Dr Jonathan Barrett, a lecturer from the School of Business at the Open Polytechnic, told a conference in Wellington that this poor record, and a system which balanced death and injury against costs of prevention, was incompatible with full respect for human dignity.
Work Place Safety = Human Right
Barrett was speaking at a New Zealand Labour Law Society conference in which he explored the theme of workplace safety as a human right. Barrett said universal human rights were fundamentally informed by respect for human life and the inherent dignity of the person.
As signatory to all major United Nations human rights instruments New Zealand was a “human rights state” and was therefore required to promote human dignity in all aspects of citizens’ lives. That was incompatible with New Zealand’s poor record on occupational injury and death, he said.
“Indeed, in the resources industries – mining, fishing and farming – financial considerations appear to commonly outweigh worker safety.”
Human Life v Profit
Barrett cited the Pike River mine explosion as an example where the risk to human life appeared to have been subordinate to profit. Such subordination of respect for human dignity and life to financial considerations contravened basic human rights principles, he said.

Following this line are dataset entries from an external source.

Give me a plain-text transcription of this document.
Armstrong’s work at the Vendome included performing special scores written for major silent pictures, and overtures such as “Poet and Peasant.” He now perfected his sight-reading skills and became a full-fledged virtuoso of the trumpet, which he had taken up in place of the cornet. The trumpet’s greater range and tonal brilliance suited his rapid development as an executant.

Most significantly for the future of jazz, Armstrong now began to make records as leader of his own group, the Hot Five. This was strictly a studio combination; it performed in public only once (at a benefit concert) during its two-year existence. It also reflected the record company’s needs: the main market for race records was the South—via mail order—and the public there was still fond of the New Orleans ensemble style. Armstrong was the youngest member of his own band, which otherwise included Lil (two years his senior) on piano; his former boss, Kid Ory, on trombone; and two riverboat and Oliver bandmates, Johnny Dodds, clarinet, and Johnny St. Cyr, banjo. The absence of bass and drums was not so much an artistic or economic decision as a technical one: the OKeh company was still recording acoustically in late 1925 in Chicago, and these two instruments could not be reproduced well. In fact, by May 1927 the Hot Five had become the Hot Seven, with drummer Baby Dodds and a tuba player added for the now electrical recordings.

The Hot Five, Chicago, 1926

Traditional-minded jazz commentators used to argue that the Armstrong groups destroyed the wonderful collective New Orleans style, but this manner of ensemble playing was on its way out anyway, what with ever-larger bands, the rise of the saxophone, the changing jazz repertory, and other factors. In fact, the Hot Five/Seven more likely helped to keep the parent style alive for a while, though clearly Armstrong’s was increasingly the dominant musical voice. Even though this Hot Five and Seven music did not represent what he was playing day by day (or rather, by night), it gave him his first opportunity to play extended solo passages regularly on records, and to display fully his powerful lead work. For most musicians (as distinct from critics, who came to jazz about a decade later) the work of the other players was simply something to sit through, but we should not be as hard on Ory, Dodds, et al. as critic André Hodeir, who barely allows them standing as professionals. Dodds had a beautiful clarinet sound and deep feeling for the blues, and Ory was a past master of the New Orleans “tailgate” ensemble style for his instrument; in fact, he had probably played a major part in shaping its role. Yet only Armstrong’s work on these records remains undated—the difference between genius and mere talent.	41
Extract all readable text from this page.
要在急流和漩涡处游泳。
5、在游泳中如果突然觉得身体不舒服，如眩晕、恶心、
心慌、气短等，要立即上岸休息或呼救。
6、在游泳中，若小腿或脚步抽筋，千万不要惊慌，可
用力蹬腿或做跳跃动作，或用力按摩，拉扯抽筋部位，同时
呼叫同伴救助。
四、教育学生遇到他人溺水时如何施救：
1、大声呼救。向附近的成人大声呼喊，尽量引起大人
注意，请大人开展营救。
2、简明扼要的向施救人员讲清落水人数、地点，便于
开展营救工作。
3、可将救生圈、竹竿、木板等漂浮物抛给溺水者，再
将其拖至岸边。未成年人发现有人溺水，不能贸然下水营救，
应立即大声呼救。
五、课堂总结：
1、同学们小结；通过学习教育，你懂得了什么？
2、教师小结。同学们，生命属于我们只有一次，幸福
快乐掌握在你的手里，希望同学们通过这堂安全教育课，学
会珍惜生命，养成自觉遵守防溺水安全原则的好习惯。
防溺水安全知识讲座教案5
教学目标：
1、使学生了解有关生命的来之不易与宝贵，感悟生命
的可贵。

Everyone’s dignity ought to be respected “no matter what their status or condition in life”, but where workers must trade off their safety for the sake of employment that fundamental equality imperative was discounted, he said. “The most obvious way of devaluing a human being is to discount the worth of their life and health.”
Barrett said express consideration of fundamental human rights when workplace health and safety measures were instituted was required for the dignity and lives of workers to be taken seriously.
In defining “practicable” steps the HSE Act applied a qualification so that steps must be no more than “reasonably practicable”. That implied to Barrett that a computation must be made by the owner, in which the quantum of risk is placed on one scale, and the sacrifice involved in the measures necessary for averting the risk (whether in money, time or trouble) is placed in the other.
He said if it could be shown that there was a gross disproportion between them – the risk being insignificant in relation to the sacrifice – the defendants discharge the onus on them. “In other words, profits and the risk of workers’ death or injury are elements of a calculus, and must be balanced.”
Barrett said under a reasonably practicable test employers were not expected to provide “a certain, complete protection against all potential hazards” and it was context-specific.
At the same conference Leeanne Templer made comparisons between New Zealand and Australian health and safety statutes, and noted the cost of OHS was treated differently.
Templer said that in relation to the reasonably practicable requirement, Australia’s model Workplace Health and Safety Act said cost had to be considered right at the very end after all the other factors were taken into account. “Whereas in new Zealand we don’t differentiate that out, so cost is just part of all the factors to be considered.”
Templer, an employment researcher and advocate, noted other divergences between the countries’ OHS legislation. The Commonwealth, New South Wales, Queensland, ACT and the Northern Territory have enacted the provisions of the model WHS Act for commencement from 1 January 2012.
The act was the result of a comprehensive national review into work health and safety laws across Australia, to achieve harmonisation of work health and safety laws. “My hope is that we can learn and cross-fertilise each other’s legislation for the positive good of health and safety in the future,” Templer said.
Templer said both the New Zealand and Australian statutes were very sophisticated and continued to be developed. She contrasted the legislation, noting that the WHS Act refers to the person controlling the business (PCB), a much broader definition that than the employer, as in the HSE Act.
NZ – Australian Differences
There were differences in the sections between persons who control a workplace. In the Australian act that covers any person who is in the workplace whereas in New Zealand there is a hierarchy of people who are covered, which was more complex. “A lot of small businesses have difficulty understanding and applying it.”
Templer thought New Zealand should simplify that section, and also noted New Zealand had a situation where people in the vicinity of a place of work could be offered greater protection than someone actually within the workplace.
Risk management was another area of big difference between the acts, and was much clearer in the Australian legislation. Templer said case law had made it clear that in both countries what was required was risk management.
The WHS Act had made significant progress to include a definition of what risk management entailed in its code of practice. It also referred to risk management throughout the statute whereas New Zealand law referred to harms and hazards.
“I think in New Zealand there is a lot of confusion about what risk management really is. I commend the Australian model code of practice for addressing it and I think New Zealand should adopt that.”
Templer said the WHS Act also detailed matters employees need be consulted about, whereas in New Zealand that had been left for case law to determine, such as in areas of drug testing.
And in Australia what constitutes discriminatory conduct in New Zealand is referred to through the Employment Relations Act instead.
Duties of Directors and officers
Templer said in the WHS Act the duties on directors and officers were much stricter than in New Zealand, where prosecutions had only been of those directors directly involved in the management of the company, or those directly involved in the decision that resulted in harm.
“In my view it would be of great benefit to have stricter director and officer duties here because the responsibility comes from the top down.”